For experience and talent in the game of poker, a pro player like Johnny Chan is pretty hard to beat, and the cool-as-ice veteran, who has two World Series of Poker main event champion bracelets in his trophy cabinet will soon be using cyberspace to pass on his knowledge to would be dealers.

The Buffalo News reported this week that the Chinese-born, Las Vegas-bred Chan is teaming up with a casino school in Buffalo to make a score in the global casino business, assuming they can get the idea past state regulators.

Chan’s company has licensed the Casino Career Training Center in Buffalo to operate an Internet school for dealers called Johnny Chan University in what they claim is a first in online poker education.

“We spent some time at the Casino Career Training Center office in Buffalo (and) looked at the online content,” said Nick Koustas, manager of Chan Poker. “We were pretty impressed with their content and ability.”

Buffalo News reports that like the United States, nations across Asia are racing to set up legal land poker rooms, and the boom means tens of thousands of dealers will be hired in coming years, creating a need for training facilities.

“This Internet thing is going to explode,” said Steven DePutter, head of the Buffalo casino school. “I want to train all of Asia - the Philippines, Vietnam, Taiwan . . .” That’s in addition to the fast-growing Chinese gambling zone in Macau, plus the expanding [land] casino industry in the U.S.

The casino school will put Chan’s name on its real-world sites in Buffalo and Olean, with plans to open two more offices in Las Vegas and in Macau.

But it is the online business that holds out the promise of reaching the most students, DePutter said. Chan himself will devote one hour a month to the business.

DePutter plans a 100-hour online class, with exams given via Web cams in students’ homes. Tuition costs have not yet been finalised, but DePutter is confident these will be less than the $1 200 tab for the realworld class; maybe by as much as half.

DePutter's staff are currently working with the state Education Department on how the distance learning technique will be applied to counter the suggestion that distance-learning is not usually suited for hands-on skills like card dealing.

“It’s an interesting idea,” said Thomas Reimer, head of curriculum for the state Education Department’s trade school division. “But because it involves manual skills and dexterity, I have great reservations.” The state agency has hired a former dealer to review the school’s proposal.
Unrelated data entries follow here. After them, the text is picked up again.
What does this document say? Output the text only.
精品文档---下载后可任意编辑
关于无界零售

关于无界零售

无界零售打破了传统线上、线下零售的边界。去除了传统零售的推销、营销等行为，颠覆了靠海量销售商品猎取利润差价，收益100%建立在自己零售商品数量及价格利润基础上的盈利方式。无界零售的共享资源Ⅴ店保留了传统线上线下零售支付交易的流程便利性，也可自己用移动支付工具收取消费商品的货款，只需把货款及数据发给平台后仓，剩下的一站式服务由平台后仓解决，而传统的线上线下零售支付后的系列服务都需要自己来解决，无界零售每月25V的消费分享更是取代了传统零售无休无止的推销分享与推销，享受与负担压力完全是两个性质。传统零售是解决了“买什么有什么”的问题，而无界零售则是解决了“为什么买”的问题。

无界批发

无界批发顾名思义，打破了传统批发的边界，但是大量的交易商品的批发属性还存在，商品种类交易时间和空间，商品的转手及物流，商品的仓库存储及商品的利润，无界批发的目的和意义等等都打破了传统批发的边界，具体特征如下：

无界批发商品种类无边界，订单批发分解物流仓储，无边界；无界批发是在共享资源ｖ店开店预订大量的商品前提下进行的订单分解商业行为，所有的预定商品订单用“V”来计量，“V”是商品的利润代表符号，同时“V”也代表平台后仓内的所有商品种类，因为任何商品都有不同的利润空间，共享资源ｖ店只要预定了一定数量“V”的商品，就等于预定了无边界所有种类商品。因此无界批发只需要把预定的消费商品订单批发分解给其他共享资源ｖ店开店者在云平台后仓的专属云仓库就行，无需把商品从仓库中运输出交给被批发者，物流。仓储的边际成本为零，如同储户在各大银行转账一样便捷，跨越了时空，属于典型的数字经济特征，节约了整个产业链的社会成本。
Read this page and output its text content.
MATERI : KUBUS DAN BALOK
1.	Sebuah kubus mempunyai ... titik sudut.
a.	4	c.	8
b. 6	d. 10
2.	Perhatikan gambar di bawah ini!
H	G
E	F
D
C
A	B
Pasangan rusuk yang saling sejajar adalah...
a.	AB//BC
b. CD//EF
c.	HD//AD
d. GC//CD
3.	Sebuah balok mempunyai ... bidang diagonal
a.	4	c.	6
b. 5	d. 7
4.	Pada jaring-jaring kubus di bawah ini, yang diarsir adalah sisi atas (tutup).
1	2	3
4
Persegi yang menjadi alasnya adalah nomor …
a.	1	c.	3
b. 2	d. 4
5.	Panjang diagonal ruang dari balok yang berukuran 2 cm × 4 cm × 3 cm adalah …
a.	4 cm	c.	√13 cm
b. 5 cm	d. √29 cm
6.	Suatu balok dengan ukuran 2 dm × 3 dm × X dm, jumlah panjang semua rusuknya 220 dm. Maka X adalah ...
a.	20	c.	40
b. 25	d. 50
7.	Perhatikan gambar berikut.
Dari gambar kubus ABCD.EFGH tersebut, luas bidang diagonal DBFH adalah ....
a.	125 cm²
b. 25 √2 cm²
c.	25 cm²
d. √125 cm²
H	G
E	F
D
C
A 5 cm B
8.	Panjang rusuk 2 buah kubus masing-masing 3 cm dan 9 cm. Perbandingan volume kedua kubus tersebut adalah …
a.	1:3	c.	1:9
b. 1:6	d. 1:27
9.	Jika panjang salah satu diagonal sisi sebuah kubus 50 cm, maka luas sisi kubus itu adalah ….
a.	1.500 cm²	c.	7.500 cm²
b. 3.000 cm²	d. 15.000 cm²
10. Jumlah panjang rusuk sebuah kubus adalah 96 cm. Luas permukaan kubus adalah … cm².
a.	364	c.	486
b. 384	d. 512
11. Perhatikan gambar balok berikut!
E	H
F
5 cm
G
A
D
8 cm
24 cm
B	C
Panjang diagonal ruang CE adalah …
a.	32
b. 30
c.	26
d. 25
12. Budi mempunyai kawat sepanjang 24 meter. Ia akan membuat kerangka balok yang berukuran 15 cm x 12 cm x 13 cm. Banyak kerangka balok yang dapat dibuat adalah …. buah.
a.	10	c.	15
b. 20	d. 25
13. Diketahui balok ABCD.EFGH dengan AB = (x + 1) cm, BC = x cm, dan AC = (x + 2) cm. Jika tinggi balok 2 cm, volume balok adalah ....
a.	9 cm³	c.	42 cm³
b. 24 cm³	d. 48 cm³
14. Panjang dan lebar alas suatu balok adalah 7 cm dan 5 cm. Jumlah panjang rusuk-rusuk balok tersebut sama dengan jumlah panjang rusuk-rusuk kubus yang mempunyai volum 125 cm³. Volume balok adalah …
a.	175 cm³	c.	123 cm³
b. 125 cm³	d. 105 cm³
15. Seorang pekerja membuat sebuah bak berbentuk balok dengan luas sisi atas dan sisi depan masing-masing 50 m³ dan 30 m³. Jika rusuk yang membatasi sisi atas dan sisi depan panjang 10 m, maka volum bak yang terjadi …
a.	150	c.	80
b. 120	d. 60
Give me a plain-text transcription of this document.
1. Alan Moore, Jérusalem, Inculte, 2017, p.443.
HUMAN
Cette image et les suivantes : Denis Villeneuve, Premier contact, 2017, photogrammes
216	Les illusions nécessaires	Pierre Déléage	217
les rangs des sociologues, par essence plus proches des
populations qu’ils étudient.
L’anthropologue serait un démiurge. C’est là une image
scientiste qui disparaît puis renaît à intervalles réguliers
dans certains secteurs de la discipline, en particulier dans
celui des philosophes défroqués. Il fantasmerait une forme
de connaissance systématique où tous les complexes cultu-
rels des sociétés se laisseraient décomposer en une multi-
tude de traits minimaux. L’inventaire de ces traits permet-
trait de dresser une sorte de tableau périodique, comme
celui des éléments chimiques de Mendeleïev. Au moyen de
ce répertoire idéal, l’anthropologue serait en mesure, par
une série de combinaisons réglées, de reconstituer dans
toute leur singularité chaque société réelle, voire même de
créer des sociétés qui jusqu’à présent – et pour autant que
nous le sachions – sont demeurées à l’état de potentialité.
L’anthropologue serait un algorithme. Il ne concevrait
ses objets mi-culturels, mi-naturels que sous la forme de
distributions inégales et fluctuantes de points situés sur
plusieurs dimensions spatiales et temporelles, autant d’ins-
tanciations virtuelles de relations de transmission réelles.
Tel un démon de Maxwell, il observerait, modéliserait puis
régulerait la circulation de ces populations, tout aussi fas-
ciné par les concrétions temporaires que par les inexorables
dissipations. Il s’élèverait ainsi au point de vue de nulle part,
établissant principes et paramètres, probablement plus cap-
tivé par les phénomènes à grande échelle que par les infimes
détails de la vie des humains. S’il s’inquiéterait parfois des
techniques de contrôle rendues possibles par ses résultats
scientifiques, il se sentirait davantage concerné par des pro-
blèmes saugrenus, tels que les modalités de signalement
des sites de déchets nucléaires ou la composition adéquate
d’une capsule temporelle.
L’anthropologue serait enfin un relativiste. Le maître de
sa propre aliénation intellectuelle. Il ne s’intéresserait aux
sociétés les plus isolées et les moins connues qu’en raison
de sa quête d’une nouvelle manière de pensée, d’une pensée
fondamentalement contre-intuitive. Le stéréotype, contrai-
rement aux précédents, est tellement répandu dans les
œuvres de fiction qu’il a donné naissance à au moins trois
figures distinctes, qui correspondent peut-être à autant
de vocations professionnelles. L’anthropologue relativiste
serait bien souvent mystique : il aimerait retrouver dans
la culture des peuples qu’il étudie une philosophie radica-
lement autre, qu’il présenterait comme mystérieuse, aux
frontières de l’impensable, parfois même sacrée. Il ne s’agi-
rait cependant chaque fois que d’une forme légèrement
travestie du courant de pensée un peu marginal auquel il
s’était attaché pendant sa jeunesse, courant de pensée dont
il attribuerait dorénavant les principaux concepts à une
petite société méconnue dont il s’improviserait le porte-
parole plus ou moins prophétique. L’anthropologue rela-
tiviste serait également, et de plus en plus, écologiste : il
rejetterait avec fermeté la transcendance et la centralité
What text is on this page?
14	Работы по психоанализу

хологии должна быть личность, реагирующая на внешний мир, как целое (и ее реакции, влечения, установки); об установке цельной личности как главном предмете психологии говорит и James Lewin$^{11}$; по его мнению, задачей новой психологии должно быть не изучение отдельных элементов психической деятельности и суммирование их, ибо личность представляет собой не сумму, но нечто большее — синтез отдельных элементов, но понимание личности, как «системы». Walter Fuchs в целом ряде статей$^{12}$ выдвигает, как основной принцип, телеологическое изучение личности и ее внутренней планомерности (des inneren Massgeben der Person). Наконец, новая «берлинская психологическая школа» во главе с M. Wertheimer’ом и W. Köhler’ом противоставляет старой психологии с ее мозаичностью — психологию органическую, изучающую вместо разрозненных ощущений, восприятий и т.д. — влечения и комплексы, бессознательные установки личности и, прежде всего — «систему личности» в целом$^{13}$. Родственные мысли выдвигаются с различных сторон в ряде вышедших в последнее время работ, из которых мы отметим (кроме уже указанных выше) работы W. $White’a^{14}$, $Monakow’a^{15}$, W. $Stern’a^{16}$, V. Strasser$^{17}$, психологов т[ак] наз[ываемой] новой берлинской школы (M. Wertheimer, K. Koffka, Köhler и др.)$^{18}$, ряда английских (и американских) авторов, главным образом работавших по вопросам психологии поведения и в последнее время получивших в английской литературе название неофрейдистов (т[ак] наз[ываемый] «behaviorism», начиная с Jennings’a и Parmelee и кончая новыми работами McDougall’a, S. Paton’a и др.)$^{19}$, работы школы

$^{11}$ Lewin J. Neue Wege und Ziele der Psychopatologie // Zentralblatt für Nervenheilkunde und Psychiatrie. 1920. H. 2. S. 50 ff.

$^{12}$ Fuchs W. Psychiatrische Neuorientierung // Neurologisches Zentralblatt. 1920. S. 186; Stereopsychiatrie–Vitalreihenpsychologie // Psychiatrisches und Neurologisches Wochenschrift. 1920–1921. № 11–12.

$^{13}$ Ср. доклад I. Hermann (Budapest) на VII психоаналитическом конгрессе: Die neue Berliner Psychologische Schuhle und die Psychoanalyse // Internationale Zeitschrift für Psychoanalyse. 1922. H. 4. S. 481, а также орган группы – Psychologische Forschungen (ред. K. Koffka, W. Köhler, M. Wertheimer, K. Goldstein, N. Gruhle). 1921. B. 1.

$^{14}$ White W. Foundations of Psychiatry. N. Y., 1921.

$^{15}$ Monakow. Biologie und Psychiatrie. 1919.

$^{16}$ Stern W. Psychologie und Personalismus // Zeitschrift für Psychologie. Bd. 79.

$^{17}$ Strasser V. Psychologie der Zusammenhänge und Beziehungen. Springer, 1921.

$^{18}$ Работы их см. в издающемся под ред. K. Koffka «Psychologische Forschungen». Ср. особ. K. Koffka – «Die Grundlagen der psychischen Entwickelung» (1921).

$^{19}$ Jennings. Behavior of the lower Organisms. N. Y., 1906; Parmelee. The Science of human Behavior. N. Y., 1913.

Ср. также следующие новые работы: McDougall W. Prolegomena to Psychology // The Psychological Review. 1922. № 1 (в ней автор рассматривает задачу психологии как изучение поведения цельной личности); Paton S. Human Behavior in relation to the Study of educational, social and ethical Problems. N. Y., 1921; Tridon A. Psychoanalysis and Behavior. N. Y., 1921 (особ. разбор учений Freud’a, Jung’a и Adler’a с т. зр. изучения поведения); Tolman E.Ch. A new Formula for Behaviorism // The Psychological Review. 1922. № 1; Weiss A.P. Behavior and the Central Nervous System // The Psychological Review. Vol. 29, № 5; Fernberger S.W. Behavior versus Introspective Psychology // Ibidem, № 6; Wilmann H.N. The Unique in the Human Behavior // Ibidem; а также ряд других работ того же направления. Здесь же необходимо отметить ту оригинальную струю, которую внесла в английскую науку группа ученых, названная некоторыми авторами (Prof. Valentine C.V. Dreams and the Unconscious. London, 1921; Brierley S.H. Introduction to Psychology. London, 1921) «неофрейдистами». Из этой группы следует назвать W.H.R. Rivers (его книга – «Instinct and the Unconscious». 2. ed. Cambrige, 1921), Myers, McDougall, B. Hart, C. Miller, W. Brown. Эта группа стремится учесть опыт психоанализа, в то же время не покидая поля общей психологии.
The school is refining the program - such as how Web cams will be used - with the state’s input before submitting a formal application, Reimer said.

“The crucial aspect is, can the institution really teach the hand-work through the Internet,” Reimer said.

Johnny Chan University was formed as a Delaware limited liability corporation on March 9, Delaware Department of State records show. DePutter said he and Kevin S. Upton, who handles the technology side, own the company.

Upton, whose background is in video messaging, was developing online gambling technology when the U.S. began cracking down on the industry by outlawing financial transactions with online gambling companies. Now, online training represents an alternative application for his Web video system, he said. He is finishing a studio at an Internet hosting site in Amherst to conduct the school’s online operations.

Once all the instructional videos have been filmed, most teaching will happen in cyberspace, with students and instructors both working in their Web cam-equipped homes, Upton explained.

Students can send videos to instructors to illustrate a question about technique, he said, and instructors will issue grades based on video exams. Graduates will have a video resume to submit to employers that showcases their abilities.

In addition to obtaining a state license, the school faces the task of raising money. It will seek about $2.4 million in equity from private investors, DePutter said. “In order for us to expand,” he said, “it’s going to take a great infusion of capital.”